The Lord of the Flies: Revealed, Occurence at Owl Creek Bridge

10R
  • Journal: How is Jack threatening Ralph's authority?
  • Read highlights from chapter 8, which can be considered the most important chapter in the book. fear of "The Beast" weakens the boy's impulse toward civilized behavior. Jack, behaving from the savage, primal side of human behavior splits off from Ralph's group. The scene where the hunter's kill the sow marks the moment when the last remnants of civilized behavior is washed from them in a kind of baptism of blood. Leaving the pig head as an offering to The Beast is religious in nature: the Beast has been turned into a god that lives on the mountain.
  • Simon, in a state of heightened sensitivity, possibly due to fever, has a 'conversation' with the pig head, naming in "The Lord of the Flies." Possibly, the head symbolizes their fear and brutality, their Beast... the flies symbolize the boys.
  • HW: Make sure reading logs for chapters 7 and 8 are complete. Logs for chapters 5 through 8 will be checked for two major grades. We will read chapter 9 in class together.
11R
  • Started reading "Occurrence at Owl Creek Bridge."
  • Three new vocab words were introduced. The whole list at this point is reproduced here for students to catch up.
  • HW: Write everything which can be recalled from the reading so far in journals.

Political: of, pertaining to, or involving the state or its government:

Self-evident: Requiring no proof or explanation.

Unalienable: Not to be separated, given away, or taken away

Despotism: absolute power or control; tyranny.

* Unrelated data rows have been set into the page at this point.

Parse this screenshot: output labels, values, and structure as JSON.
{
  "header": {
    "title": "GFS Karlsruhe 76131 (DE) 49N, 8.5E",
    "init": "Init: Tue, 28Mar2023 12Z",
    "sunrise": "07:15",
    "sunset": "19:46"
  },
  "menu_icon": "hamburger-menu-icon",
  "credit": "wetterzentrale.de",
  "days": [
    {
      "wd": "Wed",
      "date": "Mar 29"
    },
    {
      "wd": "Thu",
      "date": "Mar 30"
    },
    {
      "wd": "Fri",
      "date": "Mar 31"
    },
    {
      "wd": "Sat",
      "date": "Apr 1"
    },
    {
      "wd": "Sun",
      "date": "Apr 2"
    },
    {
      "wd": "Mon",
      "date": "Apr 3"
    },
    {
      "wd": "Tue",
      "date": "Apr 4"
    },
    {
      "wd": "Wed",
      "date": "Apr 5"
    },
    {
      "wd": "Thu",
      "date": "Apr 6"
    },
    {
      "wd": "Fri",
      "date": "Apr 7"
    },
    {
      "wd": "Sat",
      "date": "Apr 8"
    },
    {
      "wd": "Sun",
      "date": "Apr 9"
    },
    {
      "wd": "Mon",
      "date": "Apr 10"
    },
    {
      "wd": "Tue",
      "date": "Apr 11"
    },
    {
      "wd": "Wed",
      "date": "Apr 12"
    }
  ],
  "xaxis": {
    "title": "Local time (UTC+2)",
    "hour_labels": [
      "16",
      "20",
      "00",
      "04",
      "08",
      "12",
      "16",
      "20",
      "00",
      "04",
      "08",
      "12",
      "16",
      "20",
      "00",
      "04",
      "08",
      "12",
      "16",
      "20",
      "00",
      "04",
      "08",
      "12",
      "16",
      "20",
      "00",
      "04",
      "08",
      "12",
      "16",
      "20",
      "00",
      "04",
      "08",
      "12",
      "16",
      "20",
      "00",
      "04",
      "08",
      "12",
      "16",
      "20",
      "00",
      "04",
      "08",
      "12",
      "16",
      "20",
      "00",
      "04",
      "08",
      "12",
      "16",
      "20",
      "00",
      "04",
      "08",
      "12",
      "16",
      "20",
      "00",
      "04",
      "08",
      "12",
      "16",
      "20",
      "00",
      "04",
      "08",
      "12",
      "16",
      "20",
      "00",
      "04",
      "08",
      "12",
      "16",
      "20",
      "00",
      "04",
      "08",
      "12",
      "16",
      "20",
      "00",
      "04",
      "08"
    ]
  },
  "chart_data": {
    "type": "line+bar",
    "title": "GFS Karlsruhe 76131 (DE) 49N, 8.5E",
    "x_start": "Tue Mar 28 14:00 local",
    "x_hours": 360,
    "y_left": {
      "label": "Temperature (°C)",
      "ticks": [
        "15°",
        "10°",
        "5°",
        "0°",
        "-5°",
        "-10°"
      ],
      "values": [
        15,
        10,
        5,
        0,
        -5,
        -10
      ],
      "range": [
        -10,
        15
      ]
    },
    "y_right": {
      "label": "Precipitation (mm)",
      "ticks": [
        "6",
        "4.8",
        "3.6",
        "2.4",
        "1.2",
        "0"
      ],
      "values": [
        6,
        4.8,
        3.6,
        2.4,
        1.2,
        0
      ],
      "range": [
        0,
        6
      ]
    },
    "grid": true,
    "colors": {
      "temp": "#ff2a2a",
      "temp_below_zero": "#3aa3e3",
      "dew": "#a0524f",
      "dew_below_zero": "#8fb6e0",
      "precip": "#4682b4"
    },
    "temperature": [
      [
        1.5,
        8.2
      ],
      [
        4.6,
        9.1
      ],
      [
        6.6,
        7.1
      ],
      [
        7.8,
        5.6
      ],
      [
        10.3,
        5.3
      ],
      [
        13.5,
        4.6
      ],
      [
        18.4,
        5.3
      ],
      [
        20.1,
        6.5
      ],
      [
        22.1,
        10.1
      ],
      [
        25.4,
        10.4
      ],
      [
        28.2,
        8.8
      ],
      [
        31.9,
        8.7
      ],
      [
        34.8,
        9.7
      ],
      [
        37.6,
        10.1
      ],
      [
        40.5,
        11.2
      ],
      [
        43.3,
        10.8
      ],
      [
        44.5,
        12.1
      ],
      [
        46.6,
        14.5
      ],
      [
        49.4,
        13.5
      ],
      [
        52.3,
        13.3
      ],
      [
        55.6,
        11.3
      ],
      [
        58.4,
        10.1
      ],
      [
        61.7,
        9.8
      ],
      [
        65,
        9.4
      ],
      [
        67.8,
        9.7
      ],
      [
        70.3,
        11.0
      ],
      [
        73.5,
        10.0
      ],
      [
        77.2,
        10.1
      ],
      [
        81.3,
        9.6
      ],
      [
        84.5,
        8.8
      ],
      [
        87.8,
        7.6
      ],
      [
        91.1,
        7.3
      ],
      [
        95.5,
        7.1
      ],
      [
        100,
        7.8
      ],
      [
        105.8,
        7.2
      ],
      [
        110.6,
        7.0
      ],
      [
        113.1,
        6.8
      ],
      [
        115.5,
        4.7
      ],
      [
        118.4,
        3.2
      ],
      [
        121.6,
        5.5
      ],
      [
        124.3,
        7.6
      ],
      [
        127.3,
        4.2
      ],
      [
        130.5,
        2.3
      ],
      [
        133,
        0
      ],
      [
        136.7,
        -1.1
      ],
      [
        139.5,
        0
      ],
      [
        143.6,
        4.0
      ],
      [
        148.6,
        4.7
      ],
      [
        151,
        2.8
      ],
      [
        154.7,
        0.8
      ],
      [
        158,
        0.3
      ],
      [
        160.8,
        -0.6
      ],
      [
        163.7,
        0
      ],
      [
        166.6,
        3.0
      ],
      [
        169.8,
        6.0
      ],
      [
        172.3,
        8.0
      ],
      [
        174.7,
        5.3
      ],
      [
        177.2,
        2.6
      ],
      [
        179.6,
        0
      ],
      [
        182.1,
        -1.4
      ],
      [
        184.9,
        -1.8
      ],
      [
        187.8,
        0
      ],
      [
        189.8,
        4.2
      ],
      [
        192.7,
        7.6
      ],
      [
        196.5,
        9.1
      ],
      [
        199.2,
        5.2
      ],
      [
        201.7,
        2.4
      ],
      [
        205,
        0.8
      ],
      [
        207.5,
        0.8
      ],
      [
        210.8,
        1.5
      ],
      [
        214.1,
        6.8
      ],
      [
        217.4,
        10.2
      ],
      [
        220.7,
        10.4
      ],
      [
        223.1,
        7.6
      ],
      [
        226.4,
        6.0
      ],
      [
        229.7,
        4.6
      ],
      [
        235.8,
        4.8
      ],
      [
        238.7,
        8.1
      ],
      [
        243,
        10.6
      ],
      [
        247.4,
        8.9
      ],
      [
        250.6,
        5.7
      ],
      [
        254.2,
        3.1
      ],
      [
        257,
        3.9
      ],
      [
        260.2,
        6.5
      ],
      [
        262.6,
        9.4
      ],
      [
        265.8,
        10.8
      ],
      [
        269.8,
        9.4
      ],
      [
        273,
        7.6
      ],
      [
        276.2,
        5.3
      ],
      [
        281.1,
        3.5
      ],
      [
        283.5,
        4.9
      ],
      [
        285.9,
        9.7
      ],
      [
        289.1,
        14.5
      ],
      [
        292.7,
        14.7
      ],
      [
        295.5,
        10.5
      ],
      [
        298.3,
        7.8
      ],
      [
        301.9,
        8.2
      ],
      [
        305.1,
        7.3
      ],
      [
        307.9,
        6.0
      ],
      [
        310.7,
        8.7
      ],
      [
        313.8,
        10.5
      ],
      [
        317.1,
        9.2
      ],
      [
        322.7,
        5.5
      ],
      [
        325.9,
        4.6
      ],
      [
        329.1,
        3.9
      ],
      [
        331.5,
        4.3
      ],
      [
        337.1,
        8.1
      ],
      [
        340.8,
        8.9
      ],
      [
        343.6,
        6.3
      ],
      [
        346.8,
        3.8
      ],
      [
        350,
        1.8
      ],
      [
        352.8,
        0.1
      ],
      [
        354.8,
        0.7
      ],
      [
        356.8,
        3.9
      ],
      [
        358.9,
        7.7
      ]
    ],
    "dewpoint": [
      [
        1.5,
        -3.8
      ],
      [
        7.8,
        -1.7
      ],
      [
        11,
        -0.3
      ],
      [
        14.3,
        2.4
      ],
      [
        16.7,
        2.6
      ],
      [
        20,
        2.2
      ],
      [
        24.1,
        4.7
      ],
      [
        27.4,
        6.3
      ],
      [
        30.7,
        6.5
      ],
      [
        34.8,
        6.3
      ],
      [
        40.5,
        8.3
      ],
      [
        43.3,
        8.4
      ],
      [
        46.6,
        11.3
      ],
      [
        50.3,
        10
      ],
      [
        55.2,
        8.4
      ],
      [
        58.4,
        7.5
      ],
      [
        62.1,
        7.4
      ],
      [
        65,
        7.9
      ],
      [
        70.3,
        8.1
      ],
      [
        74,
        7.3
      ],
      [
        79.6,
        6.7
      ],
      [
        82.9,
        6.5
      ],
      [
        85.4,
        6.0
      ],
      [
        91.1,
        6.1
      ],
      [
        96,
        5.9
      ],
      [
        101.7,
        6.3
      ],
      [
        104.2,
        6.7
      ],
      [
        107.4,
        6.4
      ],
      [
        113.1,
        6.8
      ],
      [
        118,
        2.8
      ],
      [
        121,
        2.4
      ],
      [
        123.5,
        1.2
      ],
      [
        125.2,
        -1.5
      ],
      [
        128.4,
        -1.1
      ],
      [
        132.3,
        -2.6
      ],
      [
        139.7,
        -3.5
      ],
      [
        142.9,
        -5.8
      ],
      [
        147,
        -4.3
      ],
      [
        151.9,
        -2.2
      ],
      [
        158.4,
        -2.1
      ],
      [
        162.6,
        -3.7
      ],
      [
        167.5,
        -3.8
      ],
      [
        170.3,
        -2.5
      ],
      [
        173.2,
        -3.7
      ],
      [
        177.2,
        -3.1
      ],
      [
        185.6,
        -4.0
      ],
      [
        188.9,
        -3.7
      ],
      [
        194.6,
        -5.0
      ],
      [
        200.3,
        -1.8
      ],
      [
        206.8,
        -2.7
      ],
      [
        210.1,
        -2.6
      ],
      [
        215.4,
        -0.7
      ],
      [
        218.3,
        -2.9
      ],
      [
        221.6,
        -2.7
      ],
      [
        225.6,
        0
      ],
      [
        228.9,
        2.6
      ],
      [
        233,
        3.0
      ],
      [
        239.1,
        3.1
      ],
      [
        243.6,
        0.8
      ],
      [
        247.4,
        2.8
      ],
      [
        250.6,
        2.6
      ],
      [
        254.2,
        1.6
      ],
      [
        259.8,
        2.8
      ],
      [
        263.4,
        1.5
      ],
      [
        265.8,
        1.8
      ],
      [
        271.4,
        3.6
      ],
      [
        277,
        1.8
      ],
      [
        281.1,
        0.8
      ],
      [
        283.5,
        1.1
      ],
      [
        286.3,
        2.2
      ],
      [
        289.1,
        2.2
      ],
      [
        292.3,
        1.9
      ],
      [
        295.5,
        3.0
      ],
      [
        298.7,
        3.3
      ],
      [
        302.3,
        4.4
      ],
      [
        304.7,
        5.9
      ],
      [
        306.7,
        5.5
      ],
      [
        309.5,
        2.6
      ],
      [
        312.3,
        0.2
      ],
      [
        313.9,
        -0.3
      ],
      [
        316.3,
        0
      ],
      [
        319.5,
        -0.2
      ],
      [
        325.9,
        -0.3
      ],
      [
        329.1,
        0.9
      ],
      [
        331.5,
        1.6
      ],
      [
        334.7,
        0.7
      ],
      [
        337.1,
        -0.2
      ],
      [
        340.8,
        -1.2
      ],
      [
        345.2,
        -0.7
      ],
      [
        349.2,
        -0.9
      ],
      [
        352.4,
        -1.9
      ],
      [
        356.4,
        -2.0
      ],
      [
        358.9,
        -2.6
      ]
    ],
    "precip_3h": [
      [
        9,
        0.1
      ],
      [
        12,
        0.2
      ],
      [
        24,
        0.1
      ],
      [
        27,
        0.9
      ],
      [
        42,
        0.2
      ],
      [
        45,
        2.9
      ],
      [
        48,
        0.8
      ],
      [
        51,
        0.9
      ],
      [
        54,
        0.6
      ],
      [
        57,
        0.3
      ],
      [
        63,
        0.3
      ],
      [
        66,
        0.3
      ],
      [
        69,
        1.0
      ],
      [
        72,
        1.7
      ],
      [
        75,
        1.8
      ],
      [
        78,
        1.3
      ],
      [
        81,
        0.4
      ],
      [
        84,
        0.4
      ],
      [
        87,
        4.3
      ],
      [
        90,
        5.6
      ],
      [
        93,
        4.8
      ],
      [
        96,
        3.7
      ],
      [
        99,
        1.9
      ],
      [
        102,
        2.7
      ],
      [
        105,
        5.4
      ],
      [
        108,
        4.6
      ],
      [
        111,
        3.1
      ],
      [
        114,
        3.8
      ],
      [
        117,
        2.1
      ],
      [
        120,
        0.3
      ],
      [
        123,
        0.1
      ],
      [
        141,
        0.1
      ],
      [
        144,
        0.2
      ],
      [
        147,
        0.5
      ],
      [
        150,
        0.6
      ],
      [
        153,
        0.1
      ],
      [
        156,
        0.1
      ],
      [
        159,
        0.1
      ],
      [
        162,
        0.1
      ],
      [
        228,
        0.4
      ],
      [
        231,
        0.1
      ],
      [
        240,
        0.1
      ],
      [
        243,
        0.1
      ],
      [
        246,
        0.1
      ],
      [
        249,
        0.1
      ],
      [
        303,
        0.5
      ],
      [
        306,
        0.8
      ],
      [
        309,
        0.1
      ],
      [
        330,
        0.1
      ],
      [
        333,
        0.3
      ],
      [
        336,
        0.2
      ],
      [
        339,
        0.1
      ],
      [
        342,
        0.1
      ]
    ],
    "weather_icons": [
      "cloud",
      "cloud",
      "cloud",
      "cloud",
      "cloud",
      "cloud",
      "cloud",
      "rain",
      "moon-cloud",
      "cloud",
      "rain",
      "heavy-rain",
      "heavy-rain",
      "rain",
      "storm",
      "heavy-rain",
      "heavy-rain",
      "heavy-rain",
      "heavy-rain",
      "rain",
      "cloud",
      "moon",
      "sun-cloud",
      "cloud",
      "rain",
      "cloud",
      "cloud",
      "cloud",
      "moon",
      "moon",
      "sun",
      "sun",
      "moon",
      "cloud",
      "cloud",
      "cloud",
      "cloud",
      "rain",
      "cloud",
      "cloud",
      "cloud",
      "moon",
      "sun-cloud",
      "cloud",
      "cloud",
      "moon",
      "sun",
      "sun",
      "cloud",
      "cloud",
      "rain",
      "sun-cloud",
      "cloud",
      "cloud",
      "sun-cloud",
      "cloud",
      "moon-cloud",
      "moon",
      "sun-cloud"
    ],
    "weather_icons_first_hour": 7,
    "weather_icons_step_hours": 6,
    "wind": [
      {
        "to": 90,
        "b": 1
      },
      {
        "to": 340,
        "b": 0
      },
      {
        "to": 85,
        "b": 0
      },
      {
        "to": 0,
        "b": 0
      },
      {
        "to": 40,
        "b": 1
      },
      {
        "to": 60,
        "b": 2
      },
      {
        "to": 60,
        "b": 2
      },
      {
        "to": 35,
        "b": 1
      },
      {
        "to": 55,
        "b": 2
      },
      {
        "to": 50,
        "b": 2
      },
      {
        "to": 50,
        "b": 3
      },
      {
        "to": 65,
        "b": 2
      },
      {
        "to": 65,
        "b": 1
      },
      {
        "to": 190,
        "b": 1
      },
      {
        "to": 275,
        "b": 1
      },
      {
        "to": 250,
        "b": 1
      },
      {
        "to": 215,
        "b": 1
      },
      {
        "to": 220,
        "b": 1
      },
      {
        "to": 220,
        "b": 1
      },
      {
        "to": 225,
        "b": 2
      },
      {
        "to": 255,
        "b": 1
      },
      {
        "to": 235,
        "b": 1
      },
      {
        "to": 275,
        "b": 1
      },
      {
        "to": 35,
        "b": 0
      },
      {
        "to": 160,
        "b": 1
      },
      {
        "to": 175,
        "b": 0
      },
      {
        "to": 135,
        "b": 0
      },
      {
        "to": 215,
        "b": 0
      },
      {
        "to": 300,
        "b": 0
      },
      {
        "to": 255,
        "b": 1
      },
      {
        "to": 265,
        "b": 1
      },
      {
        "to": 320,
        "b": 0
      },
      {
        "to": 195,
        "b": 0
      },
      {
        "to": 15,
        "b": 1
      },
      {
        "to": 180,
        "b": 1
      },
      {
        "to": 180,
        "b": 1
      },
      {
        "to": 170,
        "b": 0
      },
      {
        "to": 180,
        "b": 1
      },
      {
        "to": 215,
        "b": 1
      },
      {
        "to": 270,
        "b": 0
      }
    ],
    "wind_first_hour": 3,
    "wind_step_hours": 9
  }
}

Parallelism: the repeated use of phrases, clauses, or sentences in structure or meaning to strengthen an argument

Calvinism: emphasizing predestination, the sovereignty of God, the supreme authority of the Scriptures

Enlightenment: philosophical movement of the 18th century, characterized by belief in the power of human reason and by innovations in political, religious, and educational doctrine.

Romanticism: a movement in literature and art during the late 18th and early 19th centuries that celebrated nature rather than civilization; Romanticism valued imagination and emotion over rationality

Anecdote: short account of an incident (especially a biographical one)

Profound: showing intellectual penetration or emotional depth; great, important meaningThesis: A statement that is maintained by argument
Annotate: to supply with critical or explanatory notes; comment upon in notes

Metaphor: A figure of speech in which a word or phrase that ordinarily means one thing is used to mean another, thus making a comparison, as in "a sea of troubles" or "All the world's a stage" (Shakespeare).

Simile: a figure of speech in which two unlike things are compared using ‘like’ or ‘as’, as in "she is like a rose."

Conundrum - (noun)
1. a riddle whose answer is or involves a pun
2. an intricate and difficult problem

Ambiguity: doubtfulness or uncertainty of meaning

Precedent (noun)-
1) an earlier occurrence of something similar
2) something that may serve as an example or rule to authorize or justify a similar future act or statement

Pandemic (adj.)--spread over an entire country, continent or world.

Cynical: Believing or showing the belief that people are motivated chiefly by selfish concerns; skeptical of the motives of others; Negative or pessimistic, as from world-weariness

Satire: the use of irony, sarcasm, ridicule, wit or the like, in exposing, denouncing, or deriding vice, folly, etc.